Sigma is reliant on a bunch of stereotypes related to mentally ill people, most of them negative. In the video showing his backstory, he’s shown to be fluctuating between two minds: one a tortured scientist, the other more composed yet obviously evil. It reflects ongoing negative stereotypes of people with conditions like disassociative identity disorder, with people that have multiple personalities “obviously” having an evil side. The very fact that Sigma is cast as a villain on the side of Talon is problematic alone, due to the general villainization of people with mental illness in fiction.
Sigma’s own design loudly calls attention to his past, incorporating signs of mental illness into his menacing design. He is notably barefoot, which an Overwatch artist claims was to “sell the ‘asylum’ look a bit more.” This had some people preferring that the whole barefoot thing was a foot fetish instead, because creating an “asylum appearance” for a villain only further conflates mental illness with villainy. The same artist also said that the team experimented with giving him shoes, and honestly, he should have had shoes to begin with to keep the team from digging into this hole.

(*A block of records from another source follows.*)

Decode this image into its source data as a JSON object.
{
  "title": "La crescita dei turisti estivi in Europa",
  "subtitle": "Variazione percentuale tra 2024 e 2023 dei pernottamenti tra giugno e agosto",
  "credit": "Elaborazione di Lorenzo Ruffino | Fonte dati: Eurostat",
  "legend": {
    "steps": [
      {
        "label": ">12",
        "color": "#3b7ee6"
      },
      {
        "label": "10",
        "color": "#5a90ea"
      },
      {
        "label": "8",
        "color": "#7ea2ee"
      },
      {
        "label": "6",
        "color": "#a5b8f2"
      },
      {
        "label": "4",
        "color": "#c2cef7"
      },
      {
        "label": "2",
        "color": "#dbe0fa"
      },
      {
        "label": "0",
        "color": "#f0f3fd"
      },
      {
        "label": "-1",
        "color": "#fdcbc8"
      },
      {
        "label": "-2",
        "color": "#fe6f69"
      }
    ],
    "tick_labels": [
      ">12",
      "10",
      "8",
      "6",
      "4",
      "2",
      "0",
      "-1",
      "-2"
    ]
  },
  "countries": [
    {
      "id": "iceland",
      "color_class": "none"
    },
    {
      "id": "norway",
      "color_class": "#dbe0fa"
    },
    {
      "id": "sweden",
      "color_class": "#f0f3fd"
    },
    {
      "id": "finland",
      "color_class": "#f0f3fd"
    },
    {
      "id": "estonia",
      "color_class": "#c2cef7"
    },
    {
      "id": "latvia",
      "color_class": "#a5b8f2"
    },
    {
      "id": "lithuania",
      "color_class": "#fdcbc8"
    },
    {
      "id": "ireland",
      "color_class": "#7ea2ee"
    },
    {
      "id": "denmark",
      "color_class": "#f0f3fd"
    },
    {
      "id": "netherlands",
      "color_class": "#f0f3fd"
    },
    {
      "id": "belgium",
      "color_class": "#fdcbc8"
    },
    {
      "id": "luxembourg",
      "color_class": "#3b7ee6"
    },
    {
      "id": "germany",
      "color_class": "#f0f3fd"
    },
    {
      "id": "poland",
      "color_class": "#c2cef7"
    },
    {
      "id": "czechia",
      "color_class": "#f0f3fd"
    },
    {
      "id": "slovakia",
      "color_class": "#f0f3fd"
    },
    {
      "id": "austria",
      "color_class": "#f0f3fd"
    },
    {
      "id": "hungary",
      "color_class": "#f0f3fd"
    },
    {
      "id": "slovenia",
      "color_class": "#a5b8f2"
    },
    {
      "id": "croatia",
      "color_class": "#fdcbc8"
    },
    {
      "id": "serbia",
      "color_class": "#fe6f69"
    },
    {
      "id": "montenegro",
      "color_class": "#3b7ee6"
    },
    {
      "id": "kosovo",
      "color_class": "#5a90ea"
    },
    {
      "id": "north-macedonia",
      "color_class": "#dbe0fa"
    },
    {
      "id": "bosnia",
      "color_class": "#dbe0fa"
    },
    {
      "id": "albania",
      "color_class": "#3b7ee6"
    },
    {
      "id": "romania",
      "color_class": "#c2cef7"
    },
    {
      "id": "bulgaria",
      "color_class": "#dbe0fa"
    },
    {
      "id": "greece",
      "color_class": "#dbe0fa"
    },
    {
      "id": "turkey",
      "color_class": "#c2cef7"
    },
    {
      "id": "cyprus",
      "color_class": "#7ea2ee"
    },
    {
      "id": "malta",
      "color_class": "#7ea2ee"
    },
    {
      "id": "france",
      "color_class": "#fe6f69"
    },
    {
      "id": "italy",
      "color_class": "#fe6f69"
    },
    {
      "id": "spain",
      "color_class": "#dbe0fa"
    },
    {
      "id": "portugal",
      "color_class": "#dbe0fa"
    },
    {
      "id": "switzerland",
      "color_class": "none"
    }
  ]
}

One of his non-event epic skins further emphasizes the relationship between mental illness and villainy, regardless of intention. You know what says “crazy?” How about a skin called “Asylum?” It’s got belts around him to create a straitjacket kinda look and he has a face mask on him to make him look more unnecessarily threatening. Sure, you can say that the mask is a Hannibal Lecter reference, but Silence of the Lambs wasn’t exactly a great movie about stereotypes, either.
Video games have had a long history of portraying mentally ill people as villainous, like how any level that takes place in an asylum usually has “evil patients” as enemies. Heck, the iconic Batman: Arkham Asylum is pretty much all about beating up asylum patients. Sigma only furthers this problematic trend. Overwatch isn’t exactly good about stereotypes to begin with, like how one of the Japanese characters has to be a ninja, the Korean girl has to be a cute geek, Roadhog has to be an evil fat person with a pig motif, etc. Now, Overwatch can add ableism to its set of poor portrayals with Sigma.